At the time, I thought that maybe she was wrong and that my textbook was right.  So I tried telling my next door neighboor’s five year old that “Yo aprendo español” who proudly corrected my Spanish.  She told me: you’re supposed to say ‘“yo estoy aprendiendo español.”

Forming the Present Progressive Tense

In Spanish, we form the present progressive tense by conjugating the verb “estar” with the present participle. You form regular “ar” present participles by dropping the “ar” and adding “ando.”  And you form regular “er” present participles by dropping the “er” and adding “iendo”

Let’s try it.

My grandmother is eating pork chops.

Mi abuelita está comiendo chuletas de cerdo.

The uncle is working.

El tío está trabajando.

The father-in-law is dancing.

El suegro está bailando.

The stepmother is cooking the lobster.

La madrastra está cocinando la langosta.

The grandson is doing nothing.

El nieto no está haciendo nada.

You are washing the windows.

Tú estás limpiando las ventanas.

Now let’s try a few on your own. The answers appear at the bottom.

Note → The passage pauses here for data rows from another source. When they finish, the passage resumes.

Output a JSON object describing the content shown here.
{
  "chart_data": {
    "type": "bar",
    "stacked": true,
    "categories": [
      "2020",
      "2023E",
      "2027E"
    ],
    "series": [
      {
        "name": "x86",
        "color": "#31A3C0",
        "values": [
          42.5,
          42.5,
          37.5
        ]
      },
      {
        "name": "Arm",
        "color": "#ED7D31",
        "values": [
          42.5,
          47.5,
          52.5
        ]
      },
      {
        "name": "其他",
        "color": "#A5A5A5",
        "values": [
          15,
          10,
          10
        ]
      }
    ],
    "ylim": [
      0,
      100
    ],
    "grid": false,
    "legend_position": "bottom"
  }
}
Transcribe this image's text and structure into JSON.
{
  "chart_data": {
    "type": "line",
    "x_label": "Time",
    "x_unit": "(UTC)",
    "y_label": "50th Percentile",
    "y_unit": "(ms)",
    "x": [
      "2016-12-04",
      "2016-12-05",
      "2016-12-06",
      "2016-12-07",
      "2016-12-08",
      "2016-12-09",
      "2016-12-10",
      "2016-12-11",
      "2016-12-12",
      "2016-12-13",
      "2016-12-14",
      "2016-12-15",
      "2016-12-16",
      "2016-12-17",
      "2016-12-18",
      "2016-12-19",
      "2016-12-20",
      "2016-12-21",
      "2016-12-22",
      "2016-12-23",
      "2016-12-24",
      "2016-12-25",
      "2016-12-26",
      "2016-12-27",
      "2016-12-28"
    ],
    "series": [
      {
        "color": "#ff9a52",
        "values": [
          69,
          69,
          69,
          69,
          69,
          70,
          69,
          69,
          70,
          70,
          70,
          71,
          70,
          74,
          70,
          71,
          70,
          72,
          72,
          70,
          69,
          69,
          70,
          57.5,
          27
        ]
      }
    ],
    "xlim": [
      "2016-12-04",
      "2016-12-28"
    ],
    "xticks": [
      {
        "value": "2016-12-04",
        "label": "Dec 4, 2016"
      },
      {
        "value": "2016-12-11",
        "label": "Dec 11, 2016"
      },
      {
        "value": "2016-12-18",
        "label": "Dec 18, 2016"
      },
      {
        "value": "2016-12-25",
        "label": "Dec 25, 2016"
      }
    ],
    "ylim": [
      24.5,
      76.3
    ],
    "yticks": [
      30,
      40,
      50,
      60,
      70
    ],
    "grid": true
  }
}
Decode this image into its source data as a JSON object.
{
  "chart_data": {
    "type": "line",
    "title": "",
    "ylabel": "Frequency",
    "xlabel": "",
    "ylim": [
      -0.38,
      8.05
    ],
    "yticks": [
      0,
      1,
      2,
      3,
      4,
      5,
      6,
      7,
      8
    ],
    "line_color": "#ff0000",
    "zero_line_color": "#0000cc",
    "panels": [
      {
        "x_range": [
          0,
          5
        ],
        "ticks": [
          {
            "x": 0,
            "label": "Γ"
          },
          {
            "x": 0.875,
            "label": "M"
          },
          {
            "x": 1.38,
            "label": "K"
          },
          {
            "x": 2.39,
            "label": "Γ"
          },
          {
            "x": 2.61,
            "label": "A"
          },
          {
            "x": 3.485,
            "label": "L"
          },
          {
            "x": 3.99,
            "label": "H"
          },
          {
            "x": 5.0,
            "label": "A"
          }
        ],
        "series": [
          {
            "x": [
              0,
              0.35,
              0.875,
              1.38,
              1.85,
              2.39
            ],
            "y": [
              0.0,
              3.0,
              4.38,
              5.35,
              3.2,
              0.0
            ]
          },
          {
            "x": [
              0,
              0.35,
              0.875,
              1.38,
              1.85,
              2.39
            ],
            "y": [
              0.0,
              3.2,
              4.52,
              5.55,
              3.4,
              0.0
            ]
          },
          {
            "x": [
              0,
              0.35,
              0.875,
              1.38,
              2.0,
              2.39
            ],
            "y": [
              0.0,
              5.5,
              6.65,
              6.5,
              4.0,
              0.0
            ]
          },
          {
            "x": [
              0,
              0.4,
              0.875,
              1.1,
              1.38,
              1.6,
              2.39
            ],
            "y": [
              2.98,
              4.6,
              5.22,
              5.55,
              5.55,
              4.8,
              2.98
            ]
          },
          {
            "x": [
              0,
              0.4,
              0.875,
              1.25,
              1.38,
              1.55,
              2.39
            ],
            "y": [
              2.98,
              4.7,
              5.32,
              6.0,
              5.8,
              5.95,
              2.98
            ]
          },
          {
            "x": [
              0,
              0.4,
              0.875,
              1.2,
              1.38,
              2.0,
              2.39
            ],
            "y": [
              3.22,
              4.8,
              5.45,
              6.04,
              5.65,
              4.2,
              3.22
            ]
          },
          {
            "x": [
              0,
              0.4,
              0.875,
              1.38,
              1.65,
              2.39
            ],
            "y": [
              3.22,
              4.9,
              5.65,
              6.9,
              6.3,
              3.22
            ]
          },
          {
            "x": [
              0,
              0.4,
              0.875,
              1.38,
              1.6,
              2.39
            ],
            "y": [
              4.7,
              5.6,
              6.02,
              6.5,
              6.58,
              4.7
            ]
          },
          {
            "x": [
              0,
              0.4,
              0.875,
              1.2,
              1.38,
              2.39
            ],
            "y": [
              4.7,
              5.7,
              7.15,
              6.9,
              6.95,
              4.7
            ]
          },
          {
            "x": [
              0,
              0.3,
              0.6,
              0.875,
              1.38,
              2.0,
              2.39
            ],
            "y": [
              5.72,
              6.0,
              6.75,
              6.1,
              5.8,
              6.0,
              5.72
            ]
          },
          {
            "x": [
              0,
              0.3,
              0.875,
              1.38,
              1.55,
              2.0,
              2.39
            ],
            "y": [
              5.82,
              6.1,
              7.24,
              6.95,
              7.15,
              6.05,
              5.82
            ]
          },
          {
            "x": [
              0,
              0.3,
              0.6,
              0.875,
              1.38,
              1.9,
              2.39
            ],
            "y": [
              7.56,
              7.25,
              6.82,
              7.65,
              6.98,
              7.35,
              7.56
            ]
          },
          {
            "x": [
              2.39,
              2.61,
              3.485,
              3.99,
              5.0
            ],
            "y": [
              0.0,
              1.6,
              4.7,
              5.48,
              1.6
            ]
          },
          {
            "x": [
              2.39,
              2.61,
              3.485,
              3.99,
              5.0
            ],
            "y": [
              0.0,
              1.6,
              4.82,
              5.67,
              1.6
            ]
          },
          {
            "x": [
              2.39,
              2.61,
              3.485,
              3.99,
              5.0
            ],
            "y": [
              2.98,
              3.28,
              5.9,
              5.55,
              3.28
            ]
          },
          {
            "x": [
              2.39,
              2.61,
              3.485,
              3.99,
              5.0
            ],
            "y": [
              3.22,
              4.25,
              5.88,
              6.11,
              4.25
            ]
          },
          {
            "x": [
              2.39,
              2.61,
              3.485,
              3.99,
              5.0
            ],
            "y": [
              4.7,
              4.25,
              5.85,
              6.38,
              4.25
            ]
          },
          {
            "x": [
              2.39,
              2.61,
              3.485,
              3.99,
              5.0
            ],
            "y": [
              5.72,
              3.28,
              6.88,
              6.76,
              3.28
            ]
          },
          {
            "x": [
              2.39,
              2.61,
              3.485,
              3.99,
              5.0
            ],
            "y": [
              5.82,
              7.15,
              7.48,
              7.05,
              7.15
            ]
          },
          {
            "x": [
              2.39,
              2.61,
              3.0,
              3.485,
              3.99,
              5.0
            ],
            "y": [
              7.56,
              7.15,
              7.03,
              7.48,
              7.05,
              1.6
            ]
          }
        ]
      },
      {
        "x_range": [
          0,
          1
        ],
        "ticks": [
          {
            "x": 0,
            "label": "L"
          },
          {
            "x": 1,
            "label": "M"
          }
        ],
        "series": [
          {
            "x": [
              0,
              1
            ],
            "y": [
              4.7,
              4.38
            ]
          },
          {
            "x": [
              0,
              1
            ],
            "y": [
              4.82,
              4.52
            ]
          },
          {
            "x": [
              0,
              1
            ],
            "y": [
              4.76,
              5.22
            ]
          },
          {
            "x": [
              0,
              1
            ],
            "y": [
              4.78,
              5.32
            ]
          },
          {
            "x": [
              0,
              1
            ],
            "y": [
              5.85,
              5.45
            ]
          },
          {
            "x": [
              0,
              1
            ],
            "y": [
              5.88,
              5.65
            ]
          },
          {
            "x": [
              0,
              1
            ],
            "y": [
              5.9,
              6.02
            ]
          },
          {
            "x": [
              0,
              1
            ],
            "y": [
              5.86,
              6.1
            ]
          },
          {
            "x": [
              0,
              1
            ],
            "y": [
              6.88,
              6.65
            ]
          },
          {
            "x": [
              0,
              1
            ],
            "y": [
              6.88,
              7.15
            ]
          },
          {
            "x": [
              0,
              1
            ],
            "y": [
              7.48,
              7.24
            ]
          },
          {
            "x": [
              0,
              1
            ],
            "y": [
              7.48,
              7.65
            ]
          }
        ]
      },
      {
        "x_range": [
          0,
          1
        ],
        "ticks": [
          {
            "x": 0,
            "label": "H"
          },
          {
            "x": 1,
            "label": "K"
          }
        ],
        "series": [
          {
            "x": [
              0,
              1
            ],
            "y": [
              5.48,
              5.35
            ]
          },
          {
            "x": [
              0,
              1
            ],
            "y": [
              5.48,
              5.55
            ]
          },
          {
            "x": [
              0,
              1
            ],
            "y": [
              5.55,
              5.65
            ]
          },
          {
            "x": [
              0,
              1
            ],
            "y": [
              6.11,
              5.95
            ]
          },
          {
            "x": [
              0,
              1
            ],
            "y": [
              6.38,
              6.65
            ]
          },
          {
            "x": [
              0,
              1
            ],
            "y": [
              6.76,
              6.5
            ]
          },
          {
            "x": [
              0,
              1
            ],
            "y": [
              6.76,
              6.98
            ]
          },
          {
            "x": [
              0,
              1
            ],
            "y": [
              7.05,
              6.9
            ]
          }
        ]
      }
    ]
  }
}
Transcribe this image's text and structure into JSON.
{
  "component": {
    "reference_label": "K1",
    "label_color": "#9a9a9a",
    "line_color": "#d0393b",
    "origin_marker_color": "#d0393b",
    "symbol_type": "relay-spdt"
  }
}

  1. The nephew is selling cars.
  2. The daughter-in-law is writing a letter.
  3. The sister-in-law is receiving a lot of gifts.
  4. The grandchildren are playing.
  5. The cousin is buying a tie.

Answers:

  1. El sobrino está vendiendo carros.
  2. La nuera está escribiendo una carta.
  3. La cuñada está recibiendo muchos regalos.
  4. Los nietos están jugando.
  5. El primo está comprando una corbata.